'Answer to Nazis is to call victims by name'

Knesset holds "Every Person Has a Name" ceremony, in which politicians list those slain by Nazis.

Knesset Holocaust Remembrance Day Ceremony370 (photo credit: Screenshot)
Knesset Holocaust Remembrance Day Ceremony370
(photo credit: Screenshot)
The Knesset marked Holocaust Remembrance Day on Monday with President Shimon Peres, Prime Minister Binyamin Netanyahu and others reading names of those who perished.
The ceremony, titled “Every Person Has a Name,” after the poem by Zelda, is an annual Knesset tradition, since it was initiated in 1989 by former Knesset speaker Dov Shilansky, a Holocaust survivor.
“Our sages said that ‘a man has three names. One that his father and mother call him, one that people call him, and one – best of all – that he earns for himself,’” Knesset Speaker Yuli Edelstein said at the beginning of the ceremony.
“Every man has a name.
Every man has a right to his own name, to be called by his name, to be remembered by his name,” he continued.
“Facing the animalistic attempt by the Nazis to cut off humanity, to turn people into numbers and transport them on an assembly line of mass destruction, the Jewish call is a call for humanity, is a call by name.”
The Knesset speaker read names of children who were killed in the Shargorod Ghetto in the Ukraine, where his mother and grandparents survived the Holocaust.
Peres retold the story of his family members who were brutally slain by the Nazis in the town of Wiszniew, Poland (now Belarus) in 1942.
“I will never forget what was done to them. They were sent to a wooden synagogue and murdered with gunshots and fire,” the president said.
Among the names Peres listed was his grandfather, Rabbi Zvi Meltzer.
“My grandfather, my teacher and rabbi said good-bye at the train station, when I went to the Land of Israel [in 1934] and said three words to me: Be a Jew,” Peres added.
Netanyahu told the story of his father-in-law Shlomo Ben- Artzi, who died last year, and left behind a large family in Europe after going to Israel to study in a yeshiva in Bnei Brak.
The prime minister read both a poem that Ben-Artzi wrote during the Holocaust and the names of his family members who died during the Holocaust. Ben-Artzi chose to include their names on his tombstone as well as his own.

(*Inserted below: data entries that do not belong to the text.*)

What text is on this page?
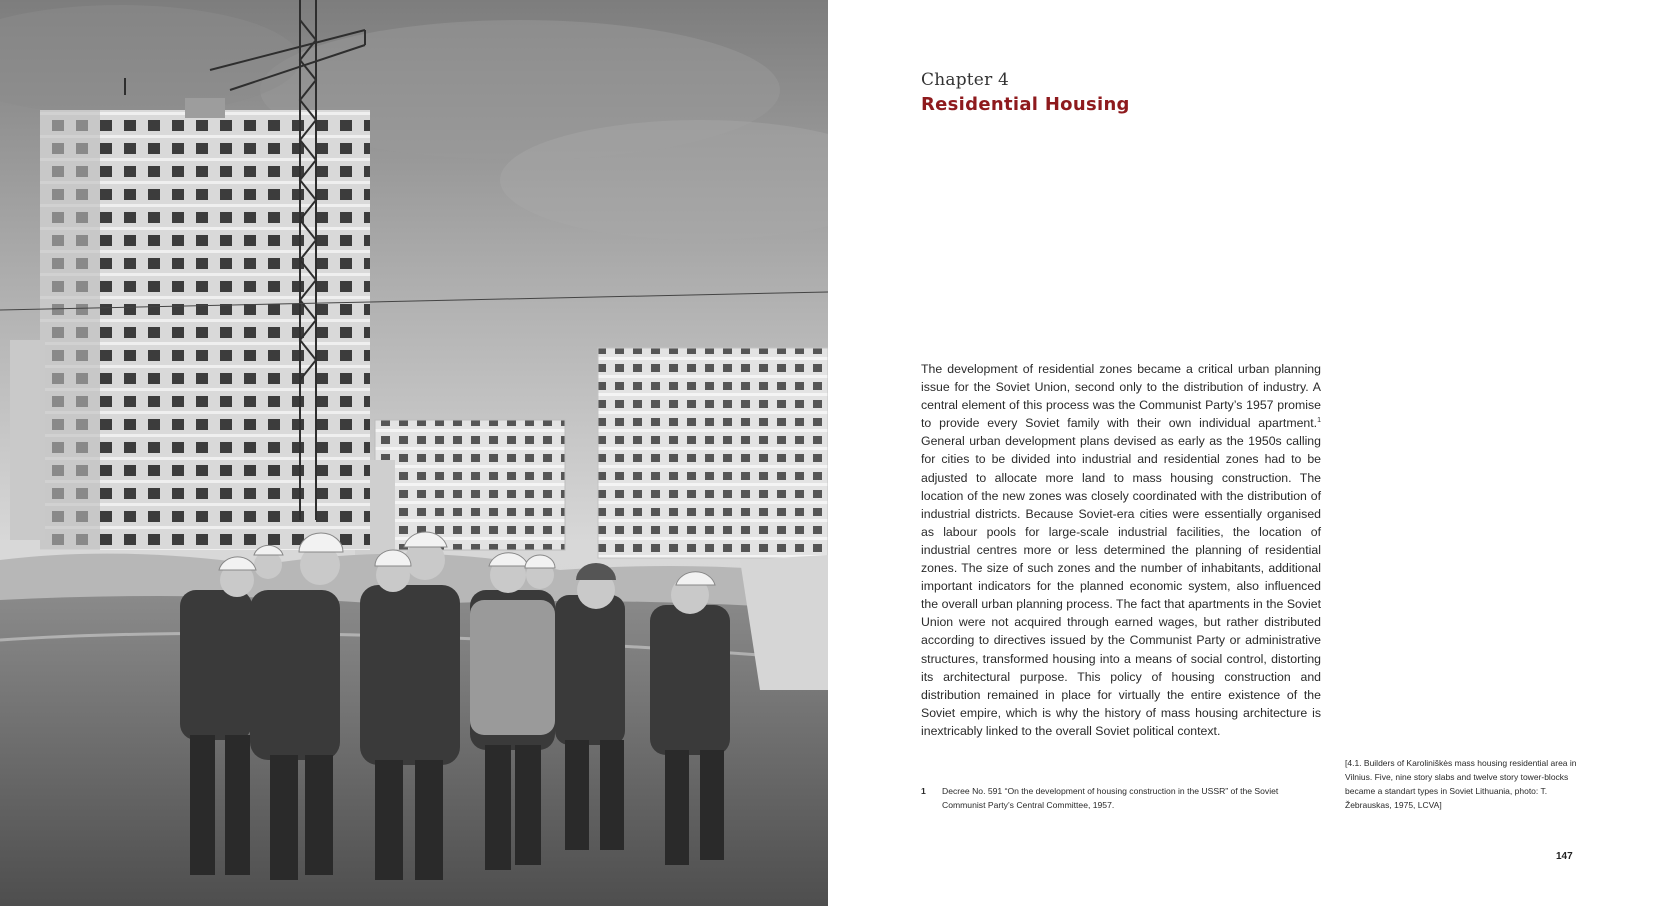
Chapter 4
Residential Housing

The development of residential zones became a critical urban planning issue for the Soviet Union, second only to the distribution of industry. A central element of this process was the Communist Party’s 1957 promise to provide every Soviet family with their own individual apartment.$^1$ General urban development plans devised as early as the 1950s calling for cities to be divided into industrial and residential zones had to be adjusted to allocate more land to mass housing construction. The location of the new zones was closely coordinated with the distribution of industrial districts. Because Soviet-era cities were essentially organised as labour pools for large-scale industrial facilities, the location of industrial centres more or less determined the planning of residential zones. The size of such zones and the number of inhabitants, additional important indicators for the planned economic system, also influenced the overall urban planning process. The fact that apartments in the Soviet Union were not acquired through earned wages, but rather distributed according to directives issued by the Communist Party or administrative structures, transformed housing into a means of social control, distorting its architectural purpose. This policy of housing construction and distribution remained in place for virtually the entire existence of the Soviet empire, which is why the history of mass housing architecture is inextricably linked to the overall Soviet political context.

1 Decree No. 591 “On the development of housing construction in the USSR” of the Soviet Communist Party’s Central Committee, 1957.
[4.1. Builders of Karoliniškės mass housing residential area in Vilnius. Five, nine story slabs and twelve story tower-blocks became a standart types in Soviet Lithuania, photo: T. Žebrauskas, 1975, LCVA]
147
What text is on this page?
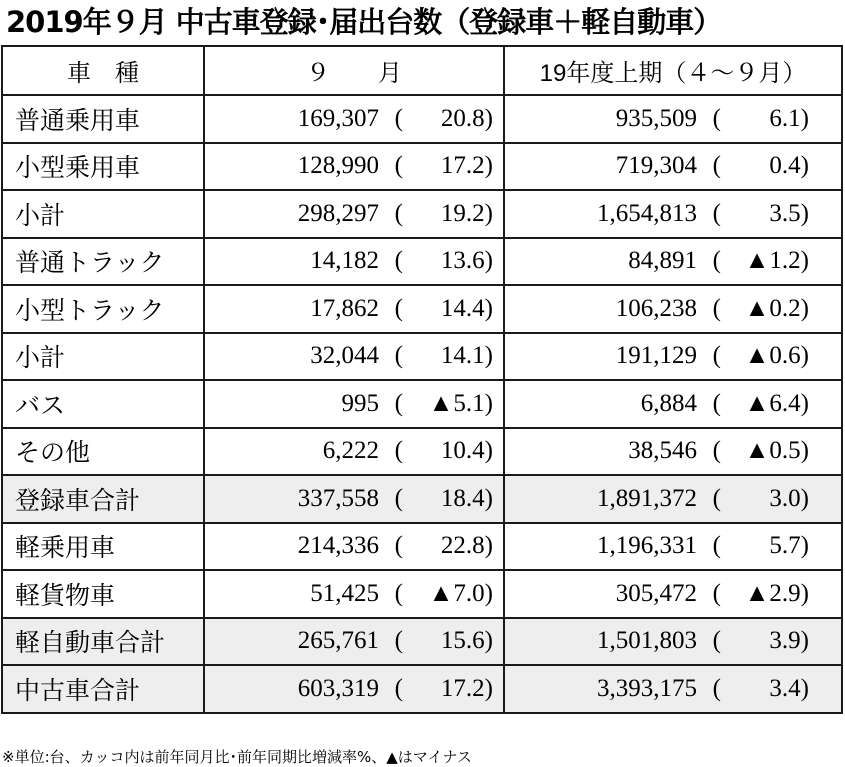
2019年９月 中古車登録･届出台数（登録車＋軽自動車）
車　種	９　　月	19年度上期（４～９月）
普通乗用車	169,307 ( 20.8)	935,509 ( 6.1)

小型乗用車	128,990 ( 17.2)	719,304 ( 0.4)

小計	298,297 ( 19.2)	1,654,813 ( 3.5)

普通トラック	14,182 ( 13.6)	84,891 ( ▲1.2)

小型トラック	17,862 ( 14.4)	106,238 ( ▲0.2)

小計	32,044 ( 14.1)	191,129 ( ▲0.6)

バス	995 ( ▲5.1)	6,884 ( ▲6.4)

その他	6,222 ( 10.4)	38,546 ( ▲0.5)

登録車合計	337,558 ( 18.4)	1,891,372 ( 3.0)

軽乗用車	214,336 ( 22.8)	1,196,331 ( 5.7)

軽貨物車	51,425 ( ▲7.0)	305,472 ( ▲2.9)

軽自動車合計	265,761 ( 15.6)	1,501,803 ( 3.9)

中古車合計	603,319 ( 17.2)	3,393,175 ( 3.4)
※単位:台、カッコ内は前年同月比･前年同期比増減率%、▲はマイナス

Several other current and former politicians took part in the ceremony.
Shevah Weiss, a survivor and speaker of the 13th Knesset, recalled with a trembling voice his grandfather being murdered before his own eyes, and a friend from his kindergarten class, Bella, who was killed at age five.
Economy and Trade Minister Naftali Bennett read slain family members’ names, saying he has a cloth hanging in his office that was embroidered by a relative who was murdered by the Nazis at age 12.
Deputy Defense Minister Danny Danon read names of Betar Zionist youth group and Irgun underground fighters involved in the Warsaw Ghetto Uprising.
Shas MKs Avraham Michaeli and Amnon Cohen read names of relatives from Georgia and Uzbekistan, respectively, who perished fighting in the Red Army against the Nazis.
Labor leader Shelly Yacimovich paid tribute to her former father-in-law and the grandfather of her children, Shimon Ziv, who escaped the Warsaw Ghetto, came to Israel and fought in the Palmah.
At the ceremony’s opening, Sephardic Chief Rabbi Shlomo Amar read from Psalms and Ashkenazi Chief Rabbi Yona Metzger said the mourner’s kaddish. Chief IDF cantor Shai Abramson and the IDF Rabbinical Chorus sang the prayer “God Full of Mercy” at the beginning of the ceremony, and closed it with “Hatikva.”